As a senior, he averaged 17 points and eight rebounds despite missing 10 games with a torn meniscus in his right knee. He also shot 38.8 percent from 3-point range (40-of-103), led the team with 39 blocks and was second behind point guard Patrick Miller with 50 steals.
That versatility has led many NBA scouts and executives to dub him as the “poor man’s Paul George,”
Ford said. George burst onto the scene this year in his third season with the Indiana Pacers by averaging 17.4 points and 7.6 rebounds. The 6-8, 221-pounder out of Fresno State, who was drafted 10th overall three years ago, really erupted in the playoffs. He averaged 19.2 points, 7.4 rebounds, 5.1 assists and shot 41.1 percent from the field.
“[Covington] is a little bit like a poor man’s Paul George with that size and that length and sort of skill set he has,” Ford said. “You hear people sort of talk about him as one of those sleepers because he is long. He is athletic. He can play a couple of positions on the floor. He has a 7-foot-2 wing span. He is 6-8 and he is a pretty good rebounder. You look at him – even though he has played at a small school – and say, ‘Well who has excelled like that?’”
Outside of Murray State’s Isaiah Canaan, who Ford believes will go in the first round, Covington and Murray State forward Ed Daniel are the Ohio Valley Conference’s best chances of having a player drafted. The league last had multiple players taken in 2001.
Belmont shooting guard and co-OVC player of the year Ian Clark is considered a long shot to be the first Bruin drafted since 1972.

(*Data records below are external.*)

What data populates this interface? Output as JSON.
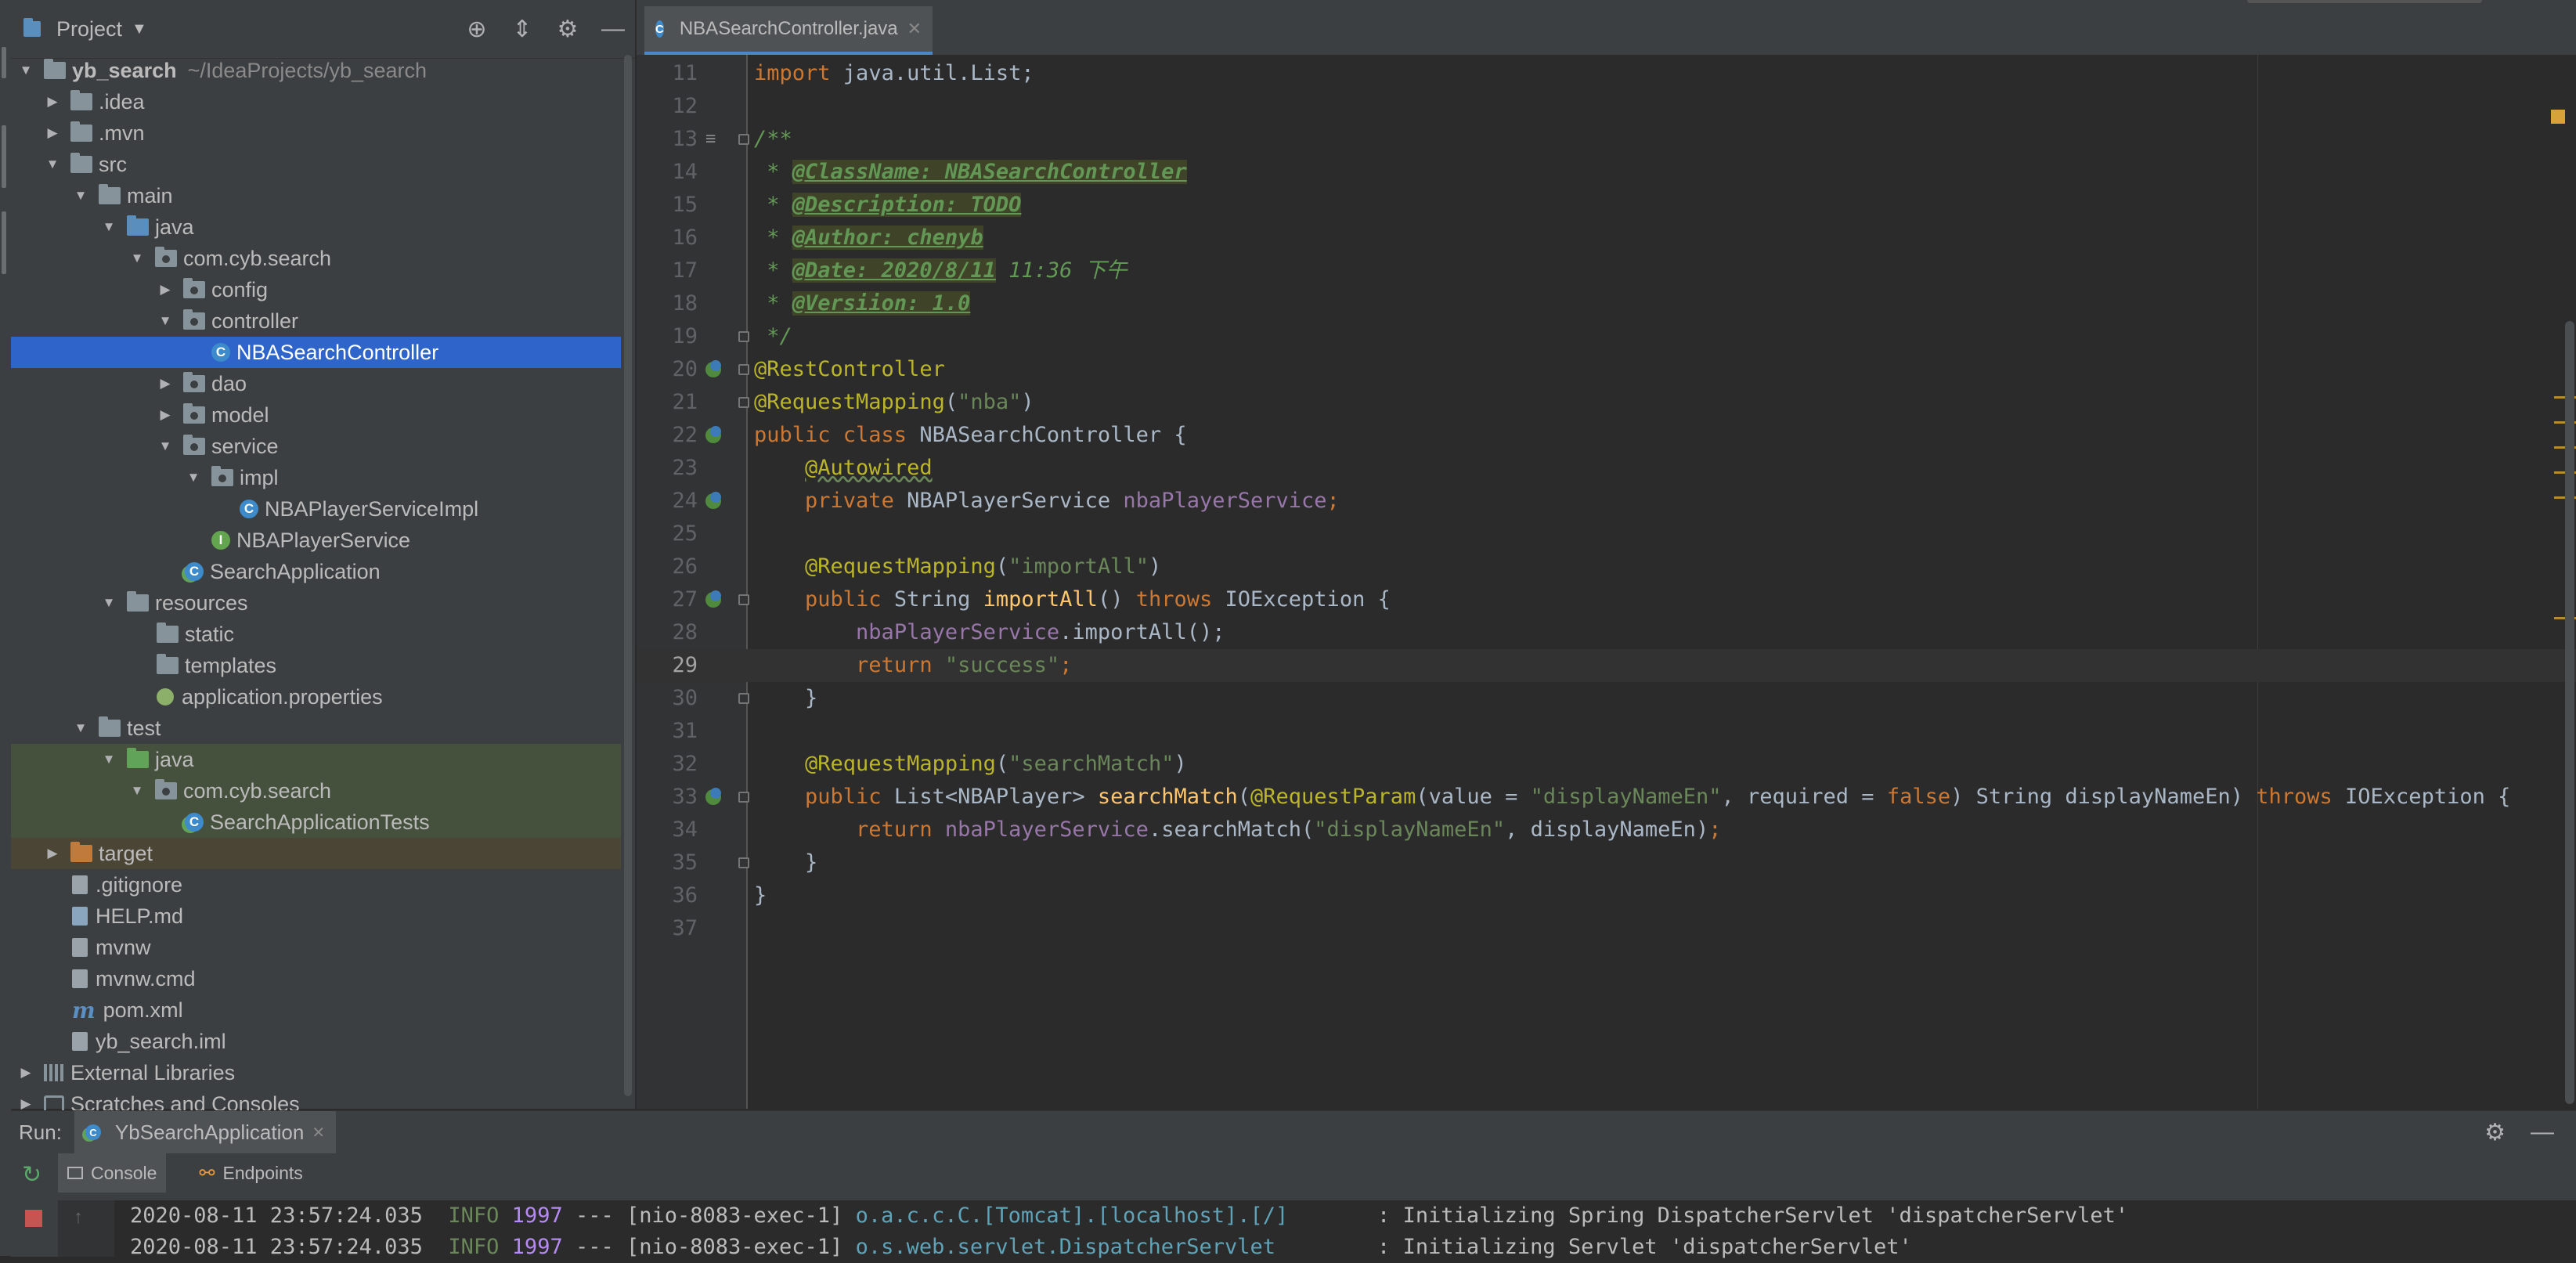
{
  "project_panel": {
    "title": "Project",
    "tree": [
      {
        "label": "yb_search",
        "hint": "~/IdeaProjects/yb_search"
      },
      {
        "label": ".idea"
      },
      {
        "label": ".mvn"
      },
      {
        "label": "src"
      },
      {
        "label": "main"
      },
      {
        "label": "java"
      },
      {
        "label": "com.cyb.search"
      },
      {
        "label": "config"
      },
      {
        "label": "controller"
      },
      {
        "label": "NBASearchController"
      },
      {
        "label": "dao"
      },
      {
        "label": "model"
      },
      {
        "label": "service"
      },
      {
        "label": "impl"
      },
      {
        "label": "NBAPlayerServiceImpl"
      },
      {
        "label": "NBAPlayerService"
      },
      {
        "label": "SearchApplication"
      },
      {
        "label": "resources"
      },
      {
        "label": "static"
      },
      {
        "label": "templates"
      },
      {
        "label": "application.properties"
      },
      {
        "label": "test"
      },
      {
        "label": "java"
      },
      {
        "label": "com.cyb.search"
      },
      {
        "label": "SearchApplicationTests"
      },
      {
        "label": "target"
      },
      {
        "label": ".gitignore"
      },
      {
        "label": "HELP.md"
      },
      {
        "label": "mvnw"
      },
      {
        "label": "mvnw.cmd"
      },
      {
        "label": "pom.xml"
      },
      {
        "label": "yb_search.iml"
      },
      {
        "label": "External Libraries"
      },
      {
        "label": "Scratches and Consoles"
      }
    ],
    "selected": "NBASearchController"
  },
  "editor": {
    "tab": "NBASearchController.java",
    "current_line": 29,
    "line_numbers": [
      "11",
      "12",
      "13",
      "14",
      "15",
      "16",
      "17",
      "18",
      "19",
      "20",
      "21",
      "22",
      "23",
      "24",
      "25",
      "26",
      "27",
      "28",
      "29",
      "30",
      "31",
      "32",
      "33",
      "34",
      "35",
      "36",
      "37"
    ],
    "code": {
      "l11a": "import",
      "l11b": " java.util.List;",
      "l13": "/**",
      "l14a": " * ",
      "l14b": "@ClassName: NBASearchController",
      "l15a": " * ",
      "l15b": "@Description: TODO",
      "l16a": " * ",
      "l16b": "@Author: chenyb",
      "l17a": " * ",
      "l17b": "@Date: 2020/8/11",
      "l17c": " 11:36 下午",
      "l18a": " * ",
      "l18b": "@Versiion: 1.0",
      "l19": " */",
      "l20": "@RestController",
      "l21a": "@RequestMapping",
      "l21b": "(",
      "l21c": "\"nba\"",
      "l21d": ")",
      "l22a": "public class ",
      "l22b": "NBASearchController {",
      "l23": "@Autowired",
      "l24a": "private ",
      "l24b": "NBAPlayerService ",
      "l24c": "nbaPlayerService",
      "l24d": ";",
      "l26a": "@RequestMapping",
      "l26b": "(",
      "l26c": "\"importAll\"",
      "l26d": ")",
      "l27a": "public ",
      "l27b": "String ",
      "l27c": "importAll",
      "l27d": "() ",
      "l27e": "throws ",
      "l27f": "IOException {",
      "l28a": "nbaPlayerService",
      "l28b": ".importAll();",
      "l29a": "return ",
      "l29b": "\"success\"",
      "l29c": ";",
      "l30": "}",
      "l32a": "@RequestMapping",
      "l32b": "(",
      "l32c": "\"searchMatch\"",
      "l32d": ")",
      "l33a": "public ",
      "l33b": "List<NBAPlayer> ",
      "l33c": "searchMatch",
      "l33d": "(",
      "l33e": "@RequestParam",
      "l33f": "(value = ",
      "l33g": "\"displayNameEn\"",
      "l33h": ", required = ",
      "l33i": "false",
      "l33j": ") String displayNameEn) ",
      "l33k": "throws ",
      "l33l": "IOException {",
      "l34a": "return ",
      "l34b": "nbaPlayerService",
      "l34c": ".searchMatch(",
      "l34d": "\"displayNameEn\"",
      "l34e": ", displayNameEn)",
      "l34f": ";",
      "l35": "}",
      "l36": "}"
    }
  },
  "run_panel": {
    "label": "Run:",
    "config": "YbSearchApplication",
    "tabs": [
      "Console",
      "Endpoints"
    ],
    "log": [
      {
        "time": "2020-08-11 23:57:24.035  ",
        "level": "INFO",
        "pid": " 1997",
        "sep": " --- [nio-8083-exec-1] ",
        "logger": "o.a.c.c.C.[Tomcat].[localhost].[/]",
        "msg": "       : Initializing Spring DispatcherServlet 'dispatcherServlet'"
      },
      {
        "time": "2020-08-11 23:57:24.035  ",
        "level": "INFO",
        "pid": " 1997",
        "sep": " --- [nio-8083-exec-1] ",
        "logger": "o.s.web.servlet.DispatcherServlet",
        "msg": "        : Initializing Servlet 'dispatcherServlet'"
      }
    ]
  }
}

As far as Covington, his first of many “job interviews” was in April with the prestigious Portsmouth Invitational in Virginia. He averaged 17.7 points and 8.7 rebounds in a field that featured 60 college seniors while scouts from all 30 teams on hand. He was then invited to NBA Draft Combine in May in Chicago and said he impressed scouts with his “overall competitiveness.”
At his workouts, he has received the same feedback. He must improve his ball handling, get stronger, tighten up defensively and move up and down the floor quicker. Teams also see his strengths as his versatility, rebounding and mid-range and 3-point shooting.
Covington’s natural position is small forward but he also played power forward at TSU. He says being viewed as “tweener” isn’t a hindrance.
The only mishaps at workouts, according to Covington, were two separate injuries. In Houston, he tweaked his ankle and banged his right knee, which was surgically repaired in December. Covington described the injuries as “nothing too serious.” Then, later in Utah, he took an elbow to his nose.
“With that high altitude, it wouldn’t stop bleeding,” Covington said. “I ended up finishing the workout. I just didn’t do a lot of the other drills.”
On Thursday, he hopes his quest to impress potential employers will come to end.
If he is drafted, he’ll be the 22nd TSU player selected and the first since Carlos Rogers in 1994.
“I’m just ready to see where I’m going to end up,” Covington said. “It is just about once I get the opportunity once I get in there to showcase my abilities then that is what determines what type of player you are… It would be great after all the hard work I’ve put in over my college career to put me in a position that I’m in. I’m just grateful for the opportunity and hopefully I’ll be able to hear my name on Thursday.”